26 de outubro de 2015

Uma centelha, por Madalena Fontoura

Recebi por mail um destes filmes que circulam na internet com alguma coisa supostamente invulgar. Era um momento musical com um instrumento chinês que eu desconhecia, o erhu. Com apenas duas cordas, oferece um som impressionante, que parece voz humana. Não sou entendida em música, mas reparei na tensão daquelas duas cordas. 


Depois de uma semana rica em acontecimentos, desafios e decisões, passei o fim-de semana a pensar no que é a alma da escola, qual é o ponto para o qual tudo converge e de onde tudo parte, qual é o critério à luz do qual se avalia e se reconstrói. À minha memória voltava a tensão daquelas duas cordas, enquanto revisitava três dos momentos da semana.

Uma turma fantástica, com miúdos bons, vivos, amigos, começou o ano cinzenta. Pouco implicados nas aulas, distraídos, desinteressados do estudo, defensivos na correcção. Falei com alguns Professores, com alguns alunos, reuni a turma, fiz perguntas, ouvi respostas.
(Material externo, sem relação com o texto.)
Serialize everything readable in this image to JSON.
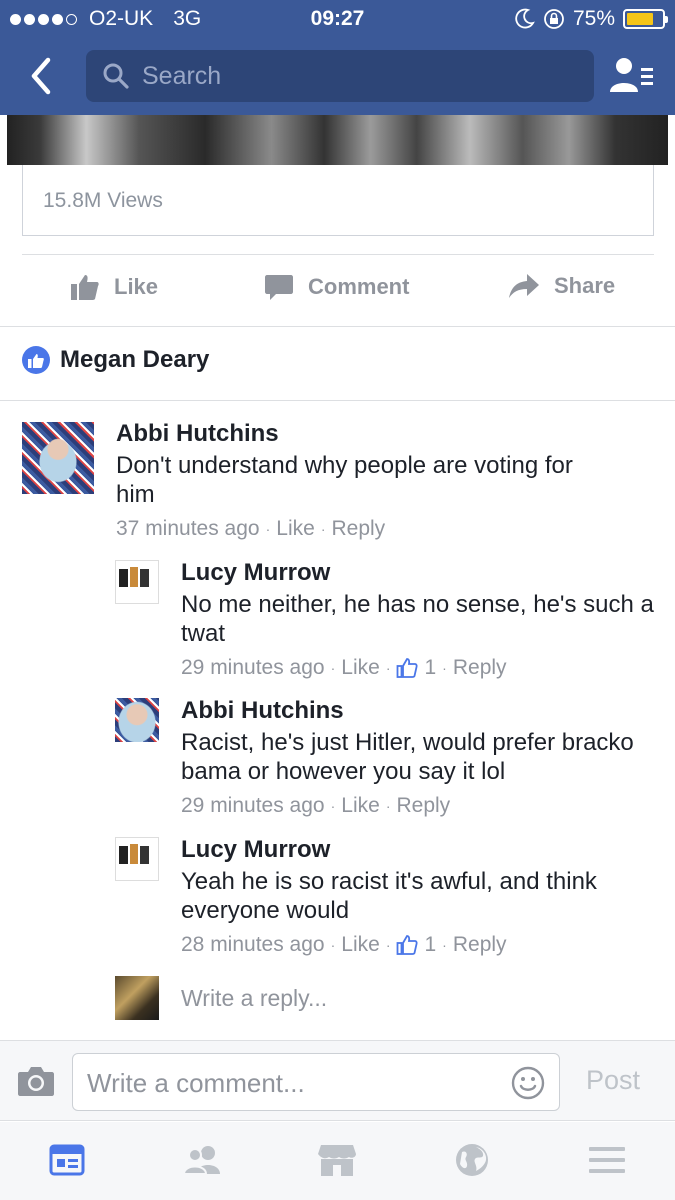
{
  "status_bar": {
    "carrier": "O2-UK",
    "network": "3G",
    "time": "09:27",
    "battery": "75%",
    "battery_level": 0.75
  },
  "search": {
    "placeholder": "Search"
  },
  "video": {
    "views": "15.8M Views"
  },
  "actions": {
    "like": "Like",
    "comment": "Comment",
    "share": "Share"
  },
  "likers": {
    "name": "Megan Deary"
  },
  "comments": [
    {
      "author": "Abbi Hutchins",
      "text": "Don't understand why people are voting for him",
      "time": "37 minutes ago",
      "like": "Like",
      "reply": "Reply"
    }
  ],
  "replies": [
    {
      "author": "Lucy Murrow",
      "text": "No me neither, he has no sense, he's such a twat",
      "time": "29 minutes ago",
      "like": "Like",
      "like_count": "1",
      "reply": "Reply"
    },
    {
      "author": "Abbi Hutchins",
      "text": "Racist, he's just Hitler,  would prefer bracko bama or however you say it lol",
      "time": "29 minutes ago",
      "like": "Like",
      "reply": "Reply"
    },
    {
      "author": "Lucy Murrow",
      "text": "Yeah he is so racist it's awful, and think everyone would",
      "time": "28 minutes ago",
      "like": "Like",
      "like_count": "1",
      "reply": "Reply"
    }
  ],
  "reply_box": {
    "placeholder": "Write a reply..."
  },
  "composer": {
    "placeholder": "Write a comment...",
    "post": "Post"
  },
  "colors": {
    "brand": "#3b5998",
    "meta": "#90949c",
    "like_blue": "#4a76e8",
    "battery": "#f5c518"
  },
  "tabbar": [
    "news-feed-icon",
    "friends-icon",
    "marketplace-icon",
    "globe-icon",
    "menu-icon"
  ]
}
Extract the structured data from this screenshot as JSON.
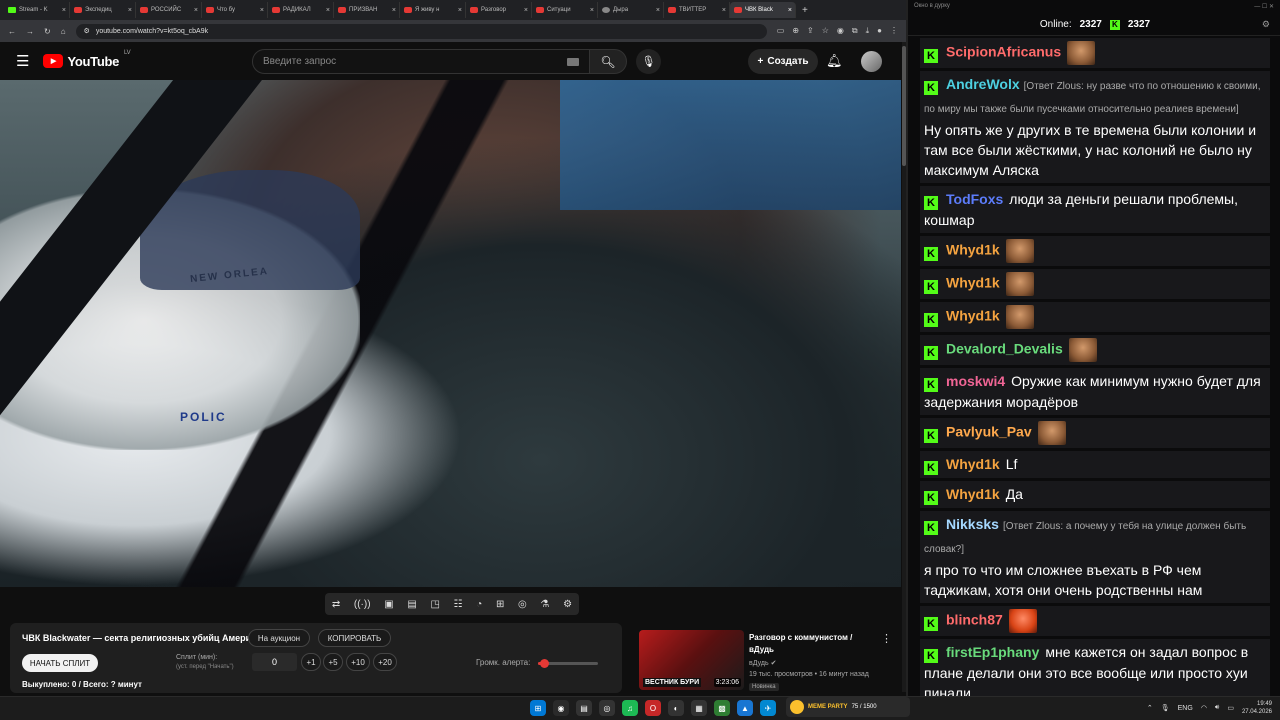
{
  "browser": {
    "tabs": [
      {
        "label": "Stream - K",
        "icon": "kick-favicon"
      },
      {
        "label": "Экспедиц",
        "icon": "youtube-favicon"
      },
      {
        "label": "РОССИЙС",
        "icon": "youtube-favicon"
      },
      {
        "label": "Что бу",
        "icon": "youtube-favicon"
      },
      {
        "label": "РАДИКАЛ",
        "icon": "youtube-favicon"
      },
      {
        "label": "ПРИЗВАН",
        "icon": "youtube-favicon"
      },
      {
        "label": "Я живу н",
        "icon": "youtube-favicon"
      },
      {
        "label": "Разговор",
        "icon": "youtube-favicon"
      },
      {
        "label": "Ситуаци",
        "icon": "youtube-favicon"
      },
      {
        "label": "Дыра",
        "icon": "generic-favicon"
      },
      {
        "label": "ТВИТТЕР",
        "icon": "youtube-favicon"
      },
      {
        "label": "ЧВК Black",
        "icon": "youtube-favicon",
        "active": true
      }
    ],
    "url": "youtube.com/watch?v=kt5oq_cbA9k"
  },
  "youtube": {
    "logo_text": "YouTube",
    "region": "LV",
    "search_placeholder": "Введите запрос",
    "create_label": "Создать"
  },
  "video": {
    "overlay_text_1": "NEW ORLEA",
    "overlay_text_2": "POLIC"
  },
  "panel": {
    "title": "ЧВК Blackwater — секта религиозных убийц Америки!",
    "auction_label": "На аукцион",
    "copy_label": "КОПИРОВАТЬ",
    "start_split_label": "НАЧАТЬ СПЛИТ",
    "split_label": "Сплит (мин):",
    "split_hint": "(уст. перед \"Начать\")",
    "split_value": "0",
    "increments": [
      "+1",
      "+5",
      "+10",
      "+20"
    ],
    "alert_volume_label": "Громк. алерта:",
    "alert_volume_level": 0.1,
    "bought": "Выкуплено: 0 / Всего: ? минут"
  },
  "recommendation": {
    "title": "Разговор с коммунистом / вДудь",
    "channel": "вДудь",
    "views": "19 тыс. просмотров • 16 минут назад",
    "badge": "Новинка",
    "duration": "3:23:06",
    "thumb_caption": "ВЕСТНИК БУРИ"
  },
  "chat": {
    "window_title": "Окно в дурку",
    "online_label": "Online:",
    "online_count": "2327",
    "kick_count": "2327",
    "messages": [
      {
        "nick": "ScipionAfricanus",
        "color": "#ff6b6b",
        "reply": "",
        "text": "",
        "emote": true
      },
      {
        "nick": "AndreWolx",
        "color": "#4dd0e1",
        "reply": "[Ответ Zlous: ну разве что по отношению к своими, по миру мы также были пусечками относительно реалиев времени]",
        "text": "Ну опять же у других в те времена были колонии и там все были жёсткими, у нас колоний не было ну максимум Аляска",
        "emote": false
      },
      {
        "nick": "TodFoxs",
        "color": "#5c7cfa",
        "reply": "",
        "text": "люди за деньги решали проблемы, кошмар",
        "emote": false
      },
      {
        "nick": "Whyd1k",
        "color": "#f4a340",
        "reply": "",
        "text": "",
        "emote": true
      },
      {
        "nick": "Whyd1k",
        "color": "#f4a340",
        "reply": "",
        "text": "",
        "emote": true
      },
      {
        "nick": "Whyd1k",
        "color": "#f4a340",
        "reply": "",
        "text": "",
        "emote": true
      },
      {
        "nick": "Devalord_Devalis",
        "color": "#69db7c",
        "reply": "",
        "text": "",
        "emote": true
      },
      {
        "nick": "moskwi4",
        "color": "#f06595",
        "reply": "",
        "text": "Оружие как минимум нужно будет для задержания морадёров",
        "emote": false
      },
      {
        "nick": "Pavlyuk_Pav",
        "color": "#ffa94d",
        "reply": "",
        "text": "",
        "emote": true
      },
      {
        "nick": "Whyd1k",
        "color": "#f4a340",
        "reply": "",
        "text": "Lf",
        "emote": false
      },
      {
        "nick": "Whyd1k",
        "color": "#f4a340",
        "reply": "",
        "text": "Да",
        "emote": false
      },
      {
        "nick": "Nikksks",
        "color": "#a5d8ff",
        "reply": "[Ответ Zlous: а почему у тебя на улице должен быть словак?]",
        "text": "я про то что им сложнее въехать в РФ чем таджикам, хотя они очень родственны нам",
        "emote": false
      },
      {
        "nick": "blinch87",
        "color": "#ff6b6b",
        "reply": "",
        "text": "",
        "emote": true,
        "emote_style": "red"
      },
      {
        "nick": "firstEp1phany",
        "color": "#69db7c",
        "reply": "",
        "text": "мне кажется он задал вопрос в плане делали они это все вообще или просто хуи пинали",
        "emote": false
      }
    ]
  },
  "taskbar": {
    "meme_title": "MEME PARTY",
    "meme_counter": "75 / 1500",
    "lang": "ENG",
    "time": "19:49",
    "date": "27.04.2026"
  }
}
Para mim ficou claro que o ponto é a liberdade: como despertá-la, como vivê-la, como educá-la.

Outubro é o mês das apresentações aos Pais: encontros, que preparamos de modo a que os Pais vejam os Professores em ação, conheçam os programas e passem um momento agradável. É fundamental que a apresentação seja una, tenha ritmo e não se prolongue demasiado. Isso implica um esforço de trabalho em comum. Professores diferentes, com estilos comunicativos distintos, todos com entusiasmo pela sua disciplina e muita coisa a dizer sobre ela, são chamados a um sacrifício de algumas opções, para que o todo resulte bem. Aqui, o ponto é a comunhão: como desejá-la, como propô-la, como desenvolvê-la.
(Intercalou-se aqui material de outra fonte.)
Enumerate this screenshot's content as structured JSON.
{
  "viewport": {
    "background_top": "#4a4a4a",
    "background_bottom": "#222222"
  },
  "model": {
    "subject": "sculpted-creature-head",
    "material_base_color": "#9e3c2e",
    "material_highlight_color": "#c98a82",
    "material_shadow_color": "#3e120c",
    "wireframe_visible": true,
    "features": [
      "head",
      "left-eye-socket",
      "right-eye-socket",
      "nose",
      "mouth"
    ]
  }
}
Foi preciso escolher uma obra para trabalhar com um grupo de alunos. Um professor avançou um título. Tinha sido escolhido com todo o cuidado e já havia imensas ideias sobre a forma de explorá-lo. Outros leram. Levantaram interrogações. Não tínhamos todos a mesma perspetiva. Parar e discutir parecia um travão, um obstáculo. Havia várias opiniões e ao mesmo tempo o cuidado de não ferir as dos outros. O ponto era a pertinência de fazer um juízo. Uma experiência que quase nunca é isenta de dor, mas quase sempre é libertadora.

A liberdade, a comunhão, o juízo. Pensei nas duas cordas do ehru, com aquele som de voz magoada, e pareceu-me que uniam toda a reflexão do fim-de-semana e todos os acontecimentos, desafios e decisões da semana.
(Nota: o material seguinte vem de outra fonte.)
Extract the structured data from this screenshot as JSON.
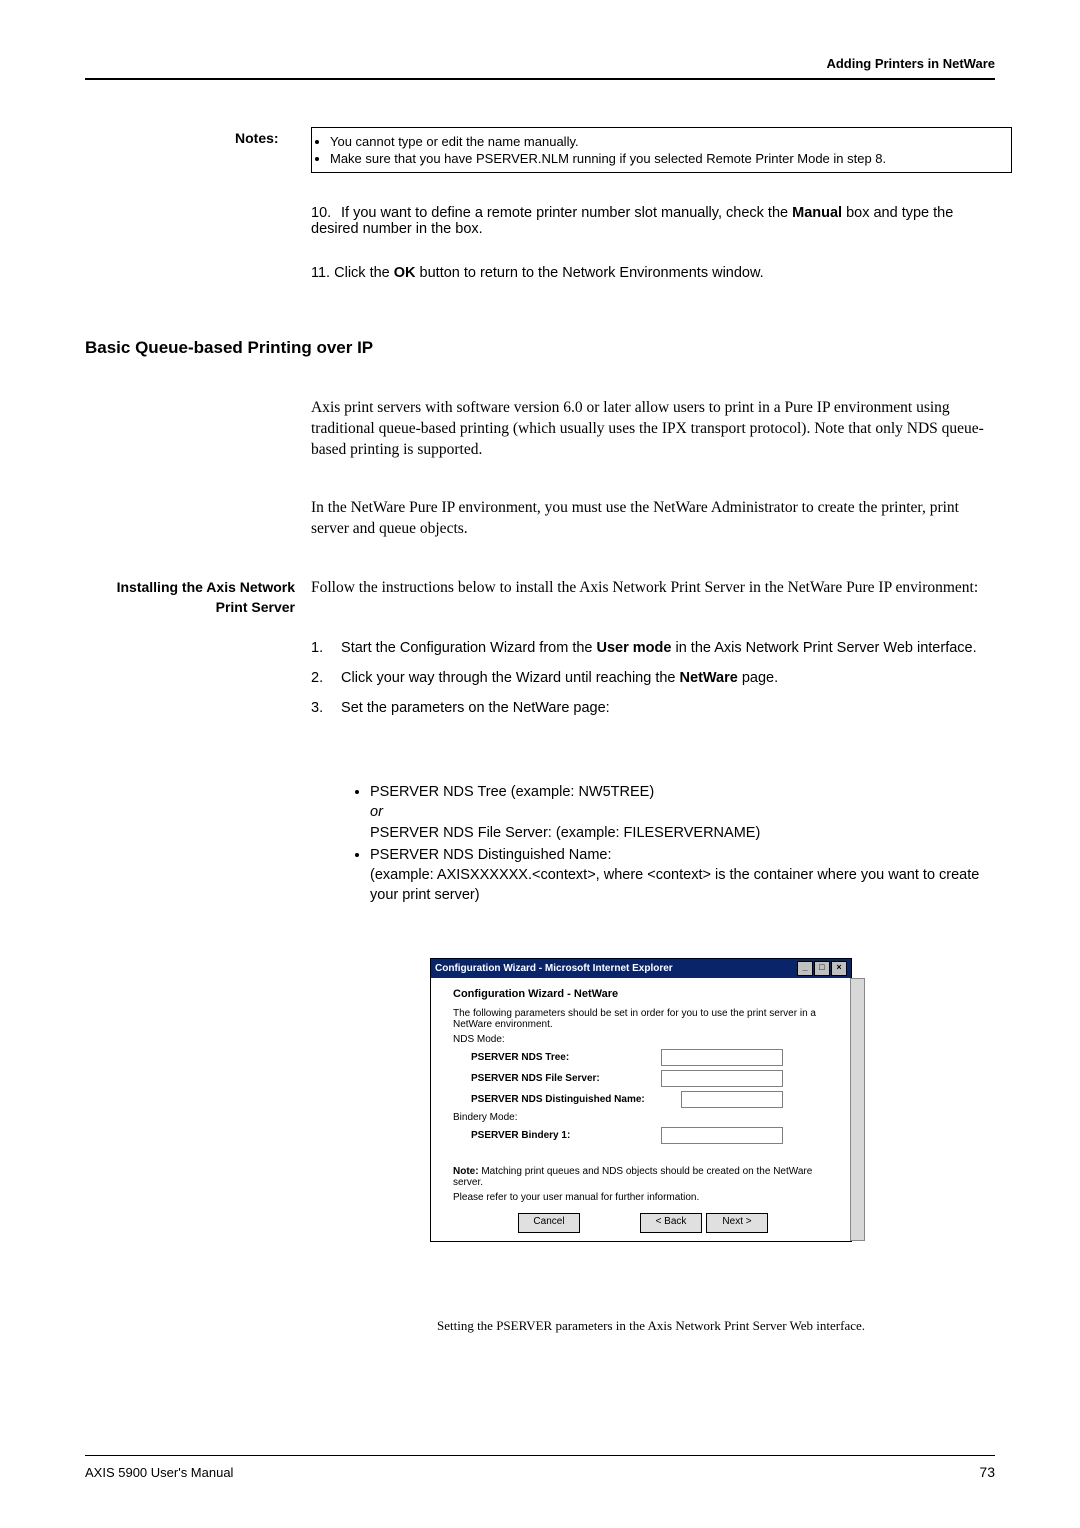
{
  "header": {
    "section": "Adding Printers in NetWare"
  },
  "notes": {
    "label": "Notes:",
    "items": [
      "You cannot type or edit the name manually.",
      "Make sure that you have PSERVER.NLM running if you selected Remote Printer Mode in step 8."
    ]
  },
  "step10": {
    "num": "10.",
    "text_a": "If you want to define a remote printer number slot manually, check the ",
    "bold": "Manual",
    "text_b": " box and type the desired number in the box."
  },
  "step11": {
    "num": "11.",
    "text_a": "Click the ",
    "bold": "OK",
    "text_b": " button to return to the Network Environments window."
  },
  "heading2": "Basic Queue-based Printing over IP",
  "para1": "Axis print servers with software version 6.0 or later allow users to print in a Pure IP environment using traditional queue-based printing (which usually uses the IPX transport protocol). Note that only NDS queue-based printing is supported.",
  "para2": "In the NetWare Pure IP environment, you must use the NetWare Administrator to create the printer, print server and queue objects.",
  "sidehead": "Installing the Axis Network Print Server",
  "para3": "Follow the instructions below to install the Axis Network Print Server in the NetWare Pure IP environment:",
  "ol": [
    {
      "n": "1.",
      "pre": "Start the Configuration Wizard from the ",
      "bold": "User mode",
      "post": " in the Axis Network Print Server Web interface."
    },
    {
      "n": "2.",
      "pre": "Click your way through the Wizard until reaching the ",
      "bold": "NetWare",
      "post": " page."
    },
    {
      "n": "3.",
      "pre": "Set the parameters on the NetWare page:",
      "bold": "",
      "post": ""
    }
  ],
  "sub": {
    "b1a": "PSERVER NDS Tree (example: NW5TREE)",
    "b1or": "or",
    "b1b": "PSERVER NDS File Server: (example: FILESERVERNAME)",
    "b2a": "PSERVER NDS Distinguished Name:",
    "b2b": "(example: AXISXXXXXX.<context>, where <context> is the container where you want to create your print server)"
  },
  "dialog": {
    "title": "Configuration Wizard - Microsoft Internet Explorer",
    "heading": "Configuration Wizard - NetWare",
    "desc": "The following parameters should be set in order for you to use the print server in a NetWare environment.",
    "nds_mode": "NDS Mode:",
    "f1": "PSERVER NDS Tree:",
    "f2": "PSERVER NDS File Server:",
    "f3": "PSERVER NDS Distinguished Name:",
    "bindery_mode": "Bindery Mode:",
    "f4": "PSERVER Bindery 1:",
    "note_bold": "Note:",
    "note_text": " Matching print queues and NDS objects should be created on the NetWare server.",
    "note2": "Please refer to your user manual for further information.",
    "btn_cancel": "Cancel",
    "btn_back": "< Back",
    "btn_next": "Next >",
    "min": "_",
    "max": "□",
    "close": "×"
  },
  "caption": "Setting the PSERVER parameters in the Axis Network Print Server Web interface.",
  "footer": {
    "left": "AXIS 5900 User's Manual",
    "right": "73"
  }
}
Parece-me que a alma da escola é a tensão para o ideal. Uma posição que convoca cada momento, cada encontro, cada palavra, cada decisão. Sem pausas, porque a vida não pára. E o alívio desta tensão não descansa, porque sem ela não há beleza. Uma tensão só possível porque o ideal não é um modelo de perfeição tórico, mas uma Presença que, uma vez encontrada, brilha como uma centelha, que, ou se apaga, ou incendeia a vida.